Retail giant Target, which suffered a massive security breach at the end of 2013, was near the bottom of the heap in Javelin's ninth annual survey of 24 major credit card issuers. The company received an overall score of 50% out of 100% for its ability to detect, prevent and resolve credit card fraud. Retailers Nordstrom and Cablea's WFB also received low-ranking scores of 50% and 46%, respectively.
"Retailers, common targets for data-breach crimes, scored lowest in prevention and among the lowest overall," Javelin industry analyst Al Pascual said in a press release Wednesday. "The three retailer issuers reviewed placed lowest in prevention Cabela's WFB (29%), Target (22%), and Nordstrom (18%) indicating inattention to factors that could help to lower these issuers' overall incidence of card-associated fraud."
Financial institutions' anti-fraud measures fared better in the survey. Bank of America (70%) received the top ranking for the seventh consecutive year. USAA held onto the No. 2 slot for a second year with a score of 66%. Citigroup (63%) climbed to third place after ranking 11th in 2012. Wells Fargo (62%) and Associated Banc-Corp (59%) rounded out the top five scorers.
Credit card companies Discover Financial Services (54%), American Express (53%) and Capital One Financial (52%) were in the lower half of the rankings.

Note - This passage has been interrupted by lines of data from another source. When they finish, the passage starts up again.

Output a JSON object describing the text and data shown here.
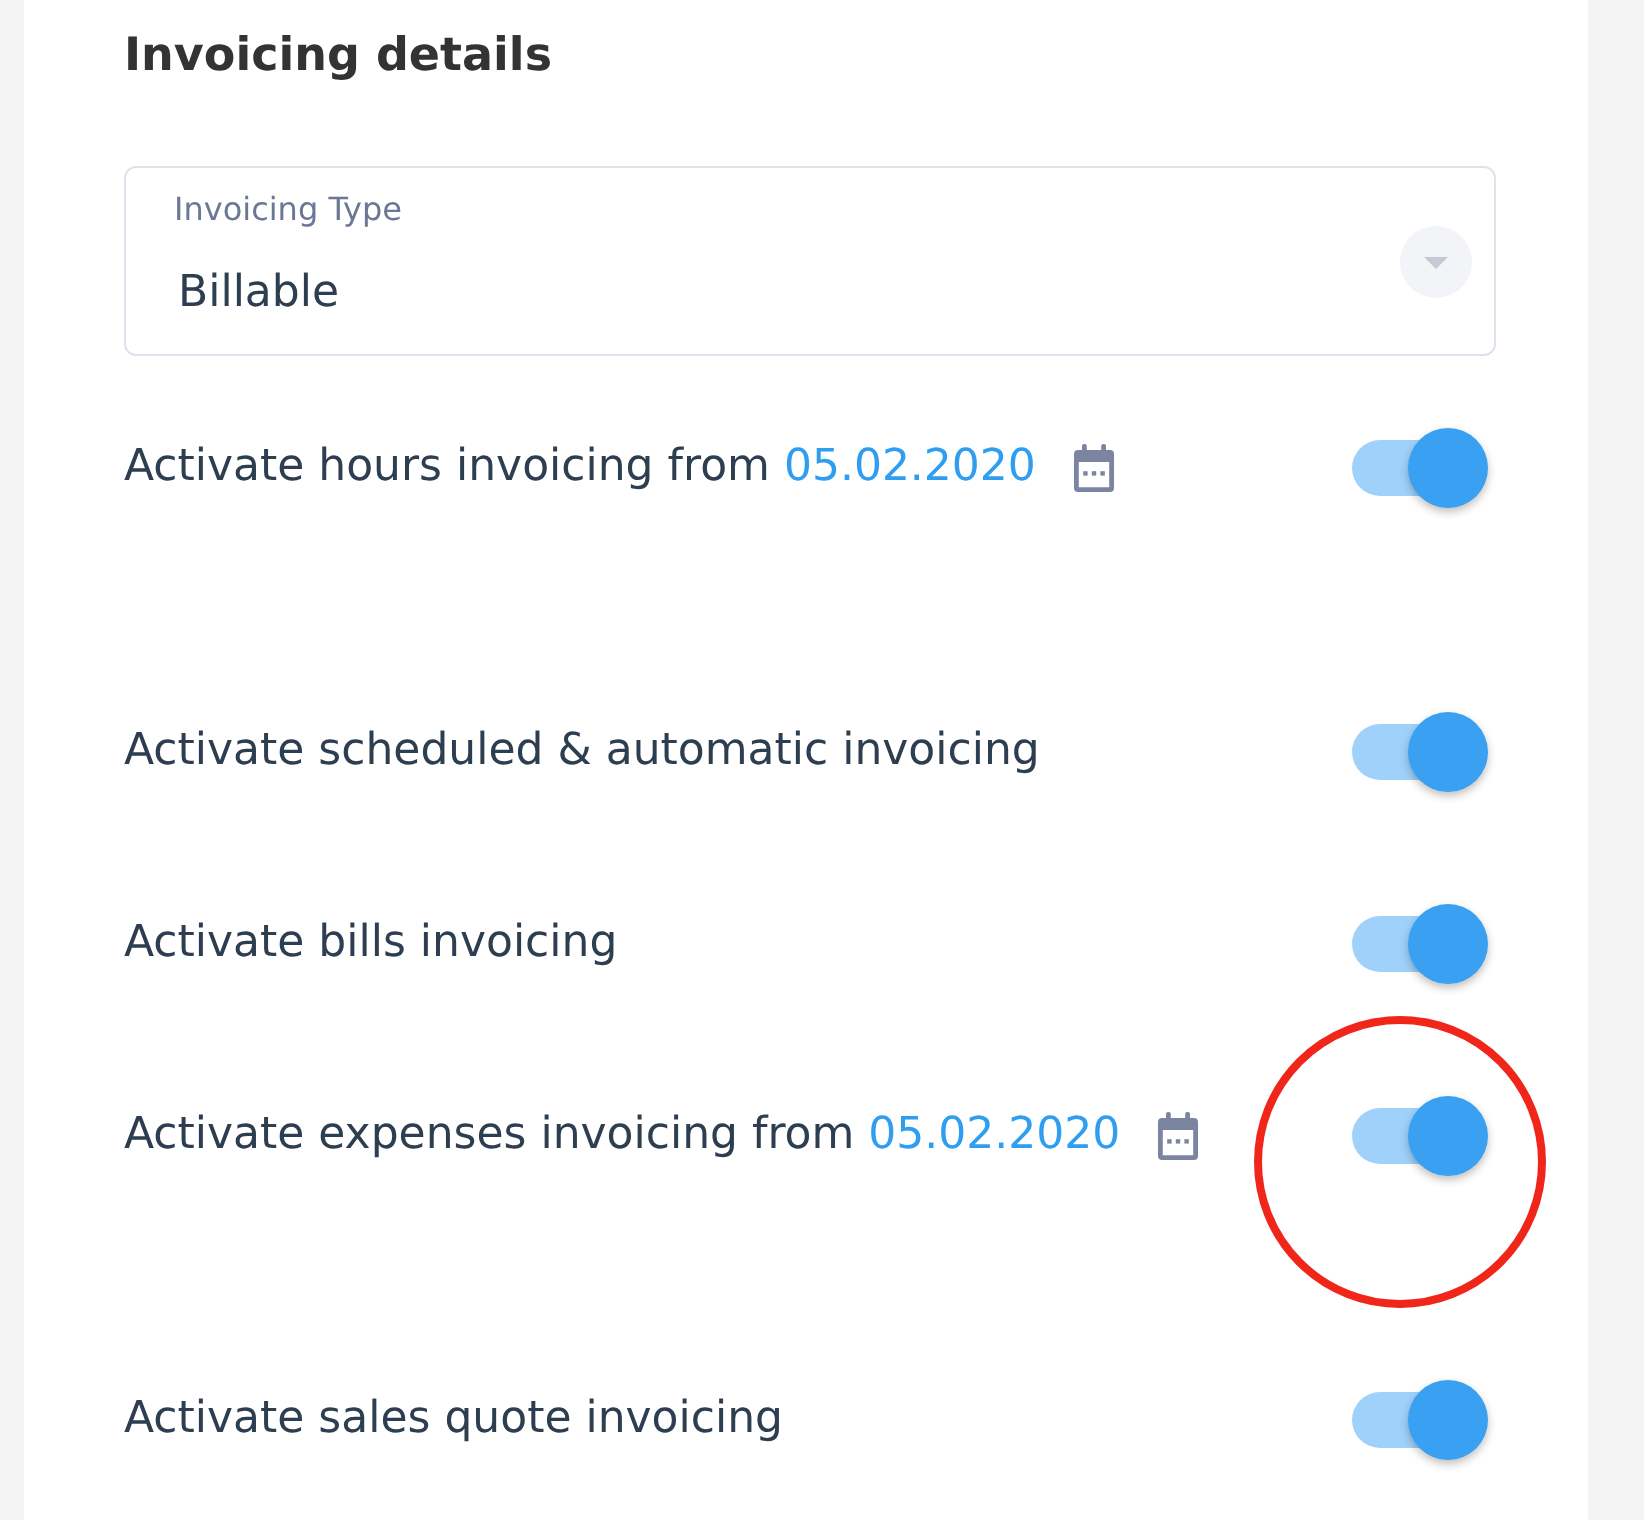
{
  "section": {
    "title": "Invoicing details"
  },
  "invoicing_type": {
    "label": "Invoicing Type",
    "value": "Billable"
  },
  "rows": [
    {
      "kind": "dated",
      "label": "Activate hours invoicing from",
      "date": "05.02.2020",
      "on": true,
      "highlighted": false
    },
    {
      "kind": "plain",
      "label": "Activate scheduled & automatic invoicing",
      "on": true,
      "highlighted": false
    },
    {
      "kind": "plain",
      "label": "Activate bills invoicing",
      "on": true,
      "highlighted": false
    },
    {
      "kind": "dated",
      "label": "Activate expenses invoicing from",
      "date": "05.02.2020",
      "on": true,
      "highlighted": true
    },
    {
      "kind": "plain",
      "label": "Activate sales quote invoicing",
      "on": true,
      "highlighted": false
    }
  ]
}
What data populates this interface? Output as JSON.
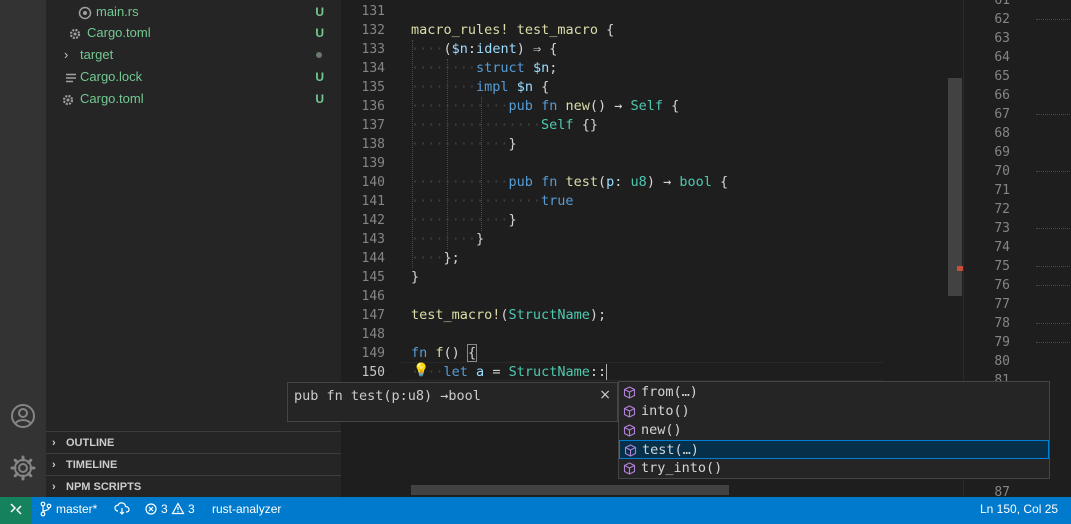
{
  "explorer": {
    "items": [
      {
        "label": "main.rs",
        "status": "U",
        "icon": "rust-file-icon"
      },
      {
        "label": "Cargo.toml",
        "status": "U",
        "icon": "gear-icon"
      },
      {
        "label": "target",
        "status": "",
        "icon": "chevron-right-icon"
      },
      {
        "label": "Cargo.lock",
        "status": "U",
        "icon": "list-icon"
      },
      {
        "label": "Cargo.toml",
        "status": "U",
        "icon": "gear-icon"
      }
    ],
    "panels": [
      "OUTLINE",
      "TIMELINE",
      "NPM SCRIPTS"
    ]
  },
  "editor": {
    "line_numbers": [
      "131",
      "132",
      "133",
      "134",
      "135",
      "136",
      "137",
      "138",
      "139",
      "140",
      "141",
      "142",
      "143",
      "144",
      "145",
      "146",
      "147",
      "148",
      "149",
      "150"
    ],
    "cursor_line_text": "150"
  },
  "minimap_lines": [
    "61",
    "62",
    "63",
    "64",
    "65",
    "66",
    "67",
    "68",
    "69",
    "70",
    "71",
    "72",
    "73",
    "74",
    "75",
    "76",
    "77",
    "78",
    "79",
    "80",
    "81",
    "87"
  ],
  "signature": {
    "text": "pub fn test(p:u8) →bool",
    "close": "×"
  },
  "suggestions": [
    {
      "label": "from(…)",
      "selected": false
    },
    {
      "label": "into()",
      "selected": false
    },
    {
      "label": "new()",
      "selected": false
    },
    {
      "label": "test(…)",
      "selected": true
    },
    {
      "label": "try_into()",
      "selected": false
    }
  ],
  "statusbar": {
    "branch": "master*",
    "errors": "3",
    "warnings": "3",
    "language_server": "rust-analyzer",
    "position": "Ln 150, Col 25"
  },
  "colors": {
    "accent": "#007acc",
    "remote": "#16825d",
    "untracked": "#73c991",
    "selection": "#062f4a"
  }
}
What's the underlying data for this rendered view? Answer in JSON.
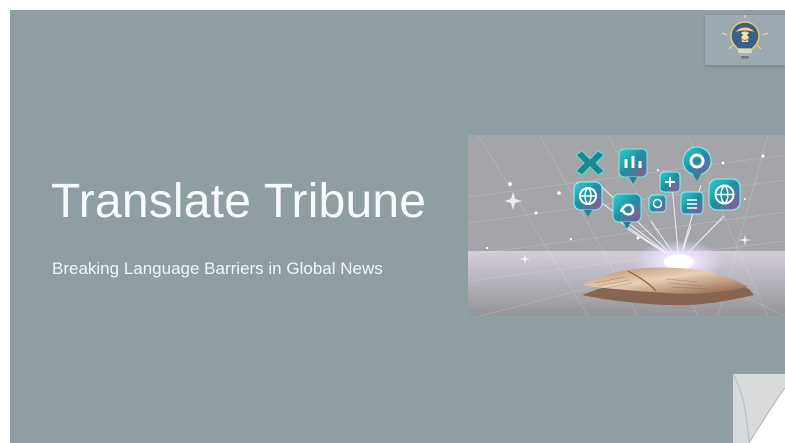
{
  "slide": {
    "title": "Translate Tribune",
    "subtitle": "Breaking Language Barriers in Global News"
  },
  "colors": {
    "slide_background": "#8e9ea3",
    "text": "#f7fbfc",
    "accent_teal": "#22bfc0",
    "accent_magenta": "#ab4b91",
    "glow": "#f8f4ff"
  },
  "icons": {
    "logo": "lightbulb-lion-logo-icon",
    "hero": "news-translation-hero-image",
    "curl": "page-curl-icon"
  }
}
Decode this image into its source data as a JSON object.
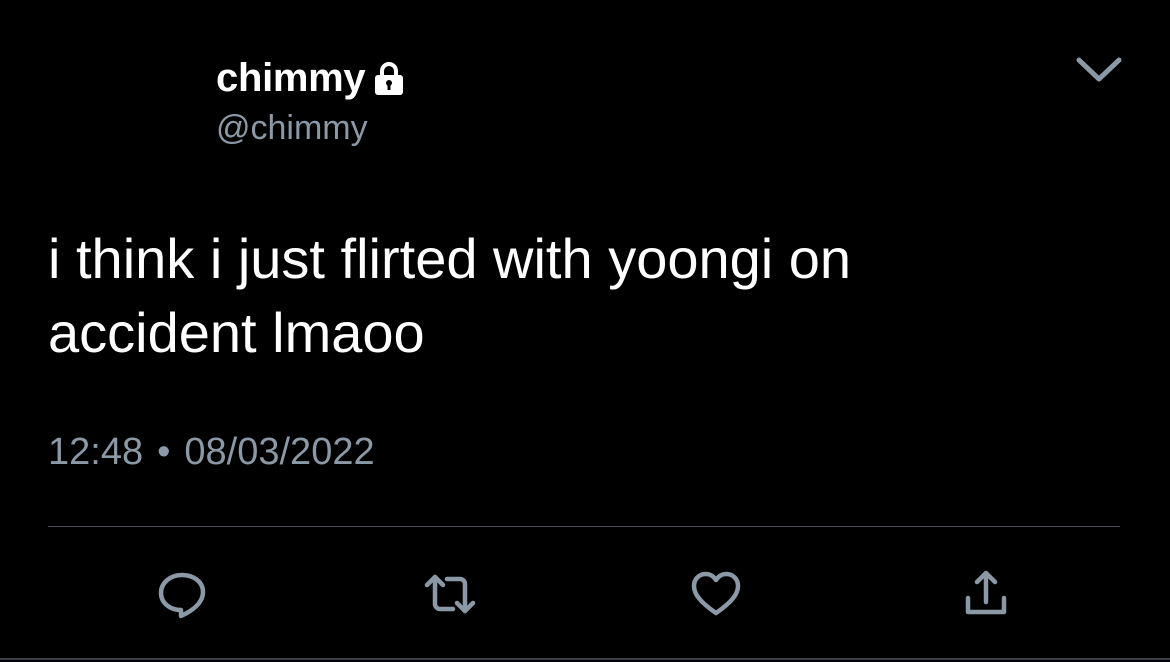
{
  "user": {
    "display_name": "chimmy",
    "handle": "@chimmy",
    "protected_icon": "lock-icon"
  },
  "tweet": {
    "text": "i think i just flirted with yoongi on\naccident lmaoo",
    "time": "12:48",
    "separator": "•",
    "date": "08/03/2022"
  },
  "actions": {
    "reply_icon": "reply-icon",
    "retweet_icon": "retweet-icon",
    "like_icon": "heart-icon",
    "share_icon": "share-icon"
  },
  "menu_icon": "chevron-down-icon",
  "colors": {
    "background": "#000000",
    "primary_text": "#ffffff",
    "secondary_text": "#8b98a5",
    "icon": "#8b98a5",
    "divider": "#4a4f55"
  }
}
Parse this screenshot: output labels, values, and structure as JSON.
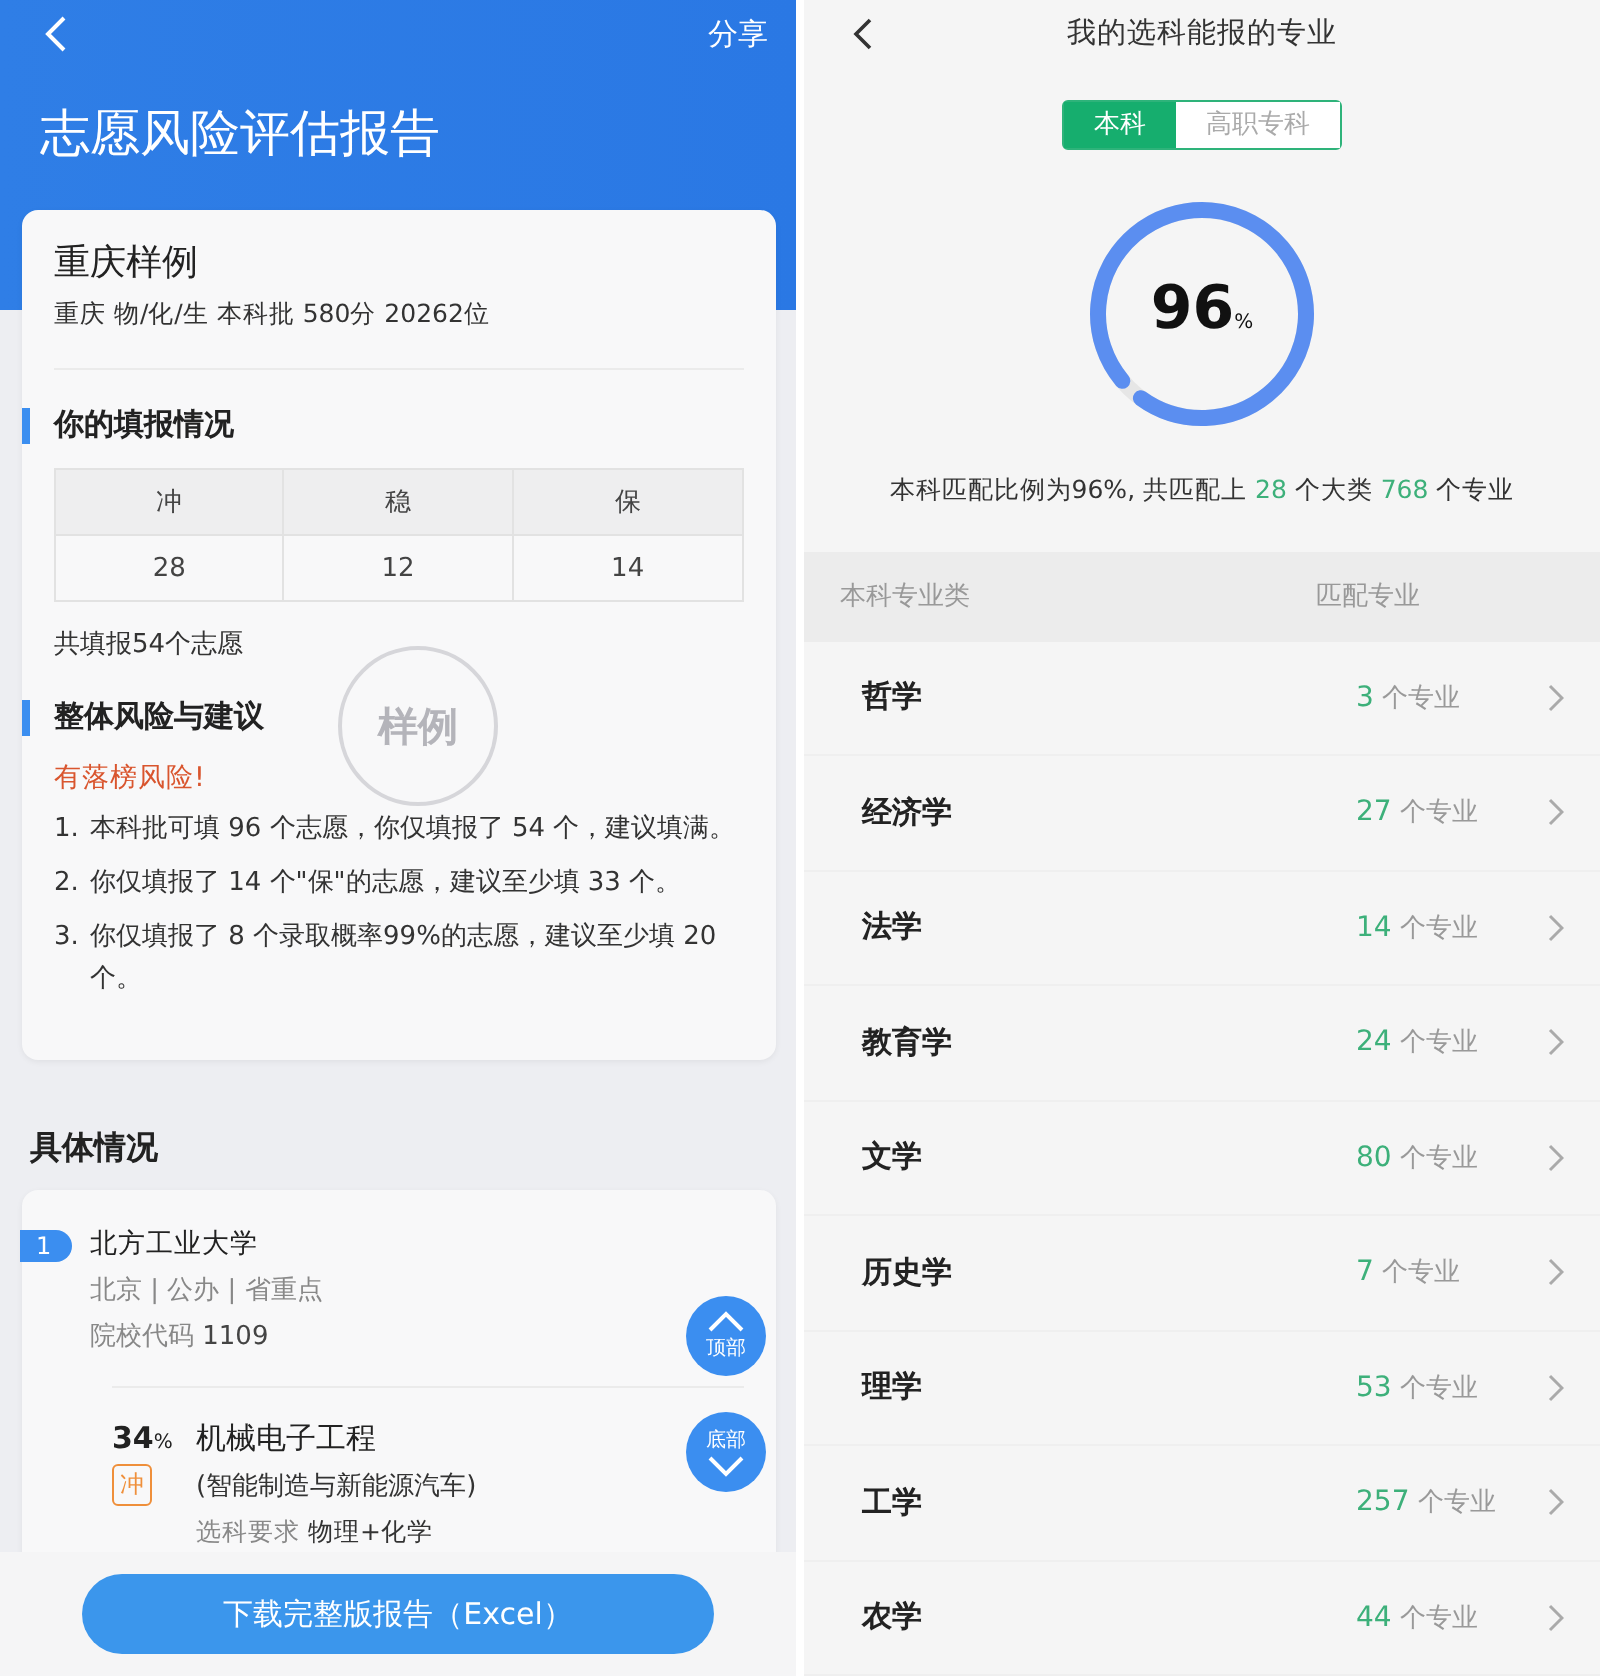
{
  "report": {
    "share": "分享",
    "title": "志愿风险评估报告",
    "profile": {
      "name": "重庆样例",
      "detail": "重庆 物/化/生 本科批 580分 20262位"
    },
    "filling": {
      "heading": "你的填报情况",
      "columns": [
        "冲",
        "稳",
        "保"
      ],
      "values": [
        "28",
        "12",
        "14"
      ],
      "total": "共填报54个志愿"
    },
    "risk": {
      "heading": "整体风险与建议",
      "warning": "有落榜风险!",
      "items": [
        {
          "num": "1.",
          "text": "本科批可填 96 个志愿，你仅填报了 54 个，建议填满。"
        },
        {
          "num": "2.",
          "text": "你仅填报了 14 个\"保\"的志愿，建议至少填 33 个。"
        },
        {
          "num": "3.",
          "text": "你仅填报了 8 个录取概率99%的志愿，建议至少填 20 个。"
        }
      ]
    },
    "stamp": "样例",
    "details": {
      "heading": "具体情况",
      "school": {
        "index": "1",
        "name": "北方工业大学",
        "tags": "北京 | 公办 | 省重点",
        "code": {
          "label": "院校代码",
          "value": "1109"
        }
      },
      "major": {
        "probability": "34",
        "unit": "%",
        "tier": "冲",
        "name": "机械电子工程",
        "note": "(智能制造与新能源汽车)",
        "requirement": {
          "label": "选科要求",
          "value": "物理+化学"
        }
      }
    },
    "float_buttons": [
      {
        "label": "顶部",
        "kind": "up"
      },
      {
        "label": "底部",
        "kind": "down"
      }
    ],
    "download_button": "下载完整版报告（Excel）"
  },
  "majors": {
    "title": "我的选科能报的专业",
    "tabs": [
      {
        "label": "本科",
        "selected": true
      },
      {
        "label": "高职专科",
        "selected": false
      }
    ],
    "ring": {
      "value": "96",
      "unit": "%",
      "level": 0.96
    },
    "summary": [
      {
        "text": "本科匹配比例为96%, 共匹配上 ",
        "highlight": false
      },
      {
        "text": "28",
        "highlight": true
      },
      {
        "text": " 个大类 ",
        "highlight": false
      },
      {
        "text": "768",
        "highlight": true
      },
      {
        "text": " 个专业",
        "highlight": false
      }
    ],
    "columns": [
      "本科专业类",
      "匹配专业"
    ],
    "rows": [
      {
        "name": "哲学",
        "count": "3",
        "unit": "个专业"
      },
      {
        "name": "经济学",
        "count": "27",
        "unit": "个专业"
      },
      {
        "name": "法学",
        "count": "14",
        "unit": "个专业"
      },
      {
        "name": "教育学",
        "count": "24",
        "unit": "个专业"
      },
      {
        "name": "文学",
        "count": "80",
        "unit": "个专业"
      },
      {
        "name": "历史学",
        "count": "7",
        "unit": "个专业"
      },
      {
        "name": "理学",
        "count": "53",
        "unit": "个专业"
      },
      {
        "name": "工学",
        "count": "257",
        "unit": "个专业"
      },
      {
        "name": "农学",
        "count": "44",
        "unit": "个专业"
      }
    ]
  }
}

Javelin recommended a number of steps that all credit card issuers can take to reduce identity theft. Issuers should empower customers to prevent fraud by allowing them to opt into alerts for all card-not-present transactions, according to the company. Customers should also be allowed to mark certain kinds of transactions as ones that should automatically be declined, Javelin said.
Issuers can speed up fraud resolution by requiring customer service representatives to make follow-up calls within a 48-hour time period, according to the report. They can also reduce fraud by using voice biometrics and call-analysis technology to authenticate cardholders rather than Social Security numbers, which are often vulnerable to security breaches.
Javelin's Credit Card Issuers' Identity Safety Scorecard evaluated the 24 credit card issuers between October and November 2013.